I don't know where the timeout is happening, but each mapper and each
reducer writes all its clusters out at the end of its run. With a large
number of clusters, and with the non-sparse center and radius vectors
that tend to accumulate, this could take a while...
On 3/8/13 9:46 AM, Colum Foley wrote:
Hi All,
When I run KMeans clustering on a cluster, i notice that when I have
"large" values for k (i.e approx >1000) I get loads of hadoop write
errors:
INFO hdfs.DFSClient: Exception in createBlockOutputStream
java.net.SocketTimeoutException: 69000 millis timeout while waiting
for channel to be ready for read. ch : java.nio.channels.SocketChannel
This continues indefinitely and lots of part-0xxxxx files are produced
of sizes of around 30kbs.
If I reduce the value for k it runs fine. Furthermore If I run it in
local mode with high values of k it runs fine.

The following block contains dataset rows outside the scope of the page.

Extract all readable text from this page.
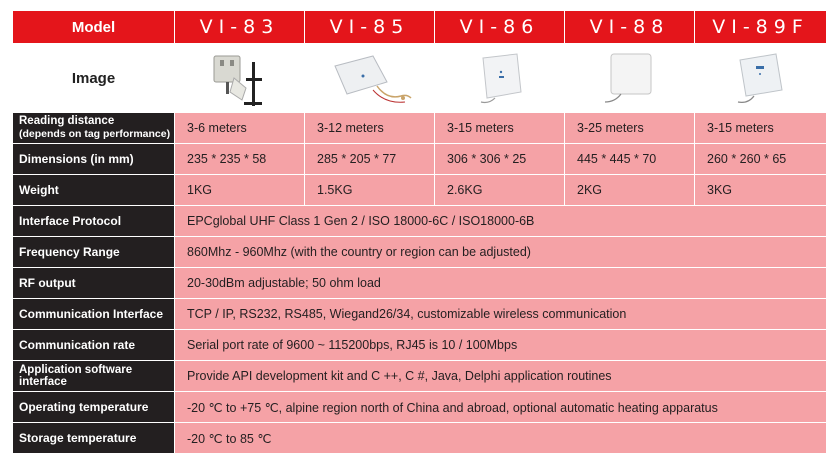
Model	VI-83	VI-85	VI-86	VI-88	VI-89F
Image					

Reading distance
(depends on tag performance)	3-6 meters	3-12 meters	3-15 meters	3-25 meters	3-15 meters
Dimensions (in mm)	235 * 235 * 58	285 * 205 * 77	306 * 306 * 25	445 * 445 * 70	260 * 260 * 65
Weight	1KG	1.5KG	2.6KG	2KG	3KG
Interface Protocol	EPCglobal UHF Class 1 Gen 2 / ISO 18000-6C / ISO18000-6B				
Frequency Range	860Mhz - 960Mhz (with the country or region can be adjusted)				
RF output	20-30dBm adjustable; 50 ohm load				
Communication Interface	TCP / IP, RS232, RS485, Wiegand26/34, customizable wireless communication				
Communication rate	Serial port rate of 9600 ~ 115200bps, RJ45 is 10 / 100Mbps				
Application software interface	Provide API development kit and C ++, C #, Java, Delphi application routines				
Operating temperature	-20 ℃ to +75 ℃, alpine region north of China and abroad, optional automatic heating apparatus				
Storage temperature	-20 ℃ to 85 ℃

The command I am using is as follows:
mahout kmeans -i FeatureVectorsMahoutFormat -o ClusterResults
--clusters tmp -dm
org.apache.mahout.common.distance.SquaredEuclideanDistanceMeasure -cd
1.0 -x 20 -cl -k 10000
I am running mahout 0.7.
Are there some performance parameters I need to tune for mahout when
dealing with large volumes of data?
Thanks,
Colum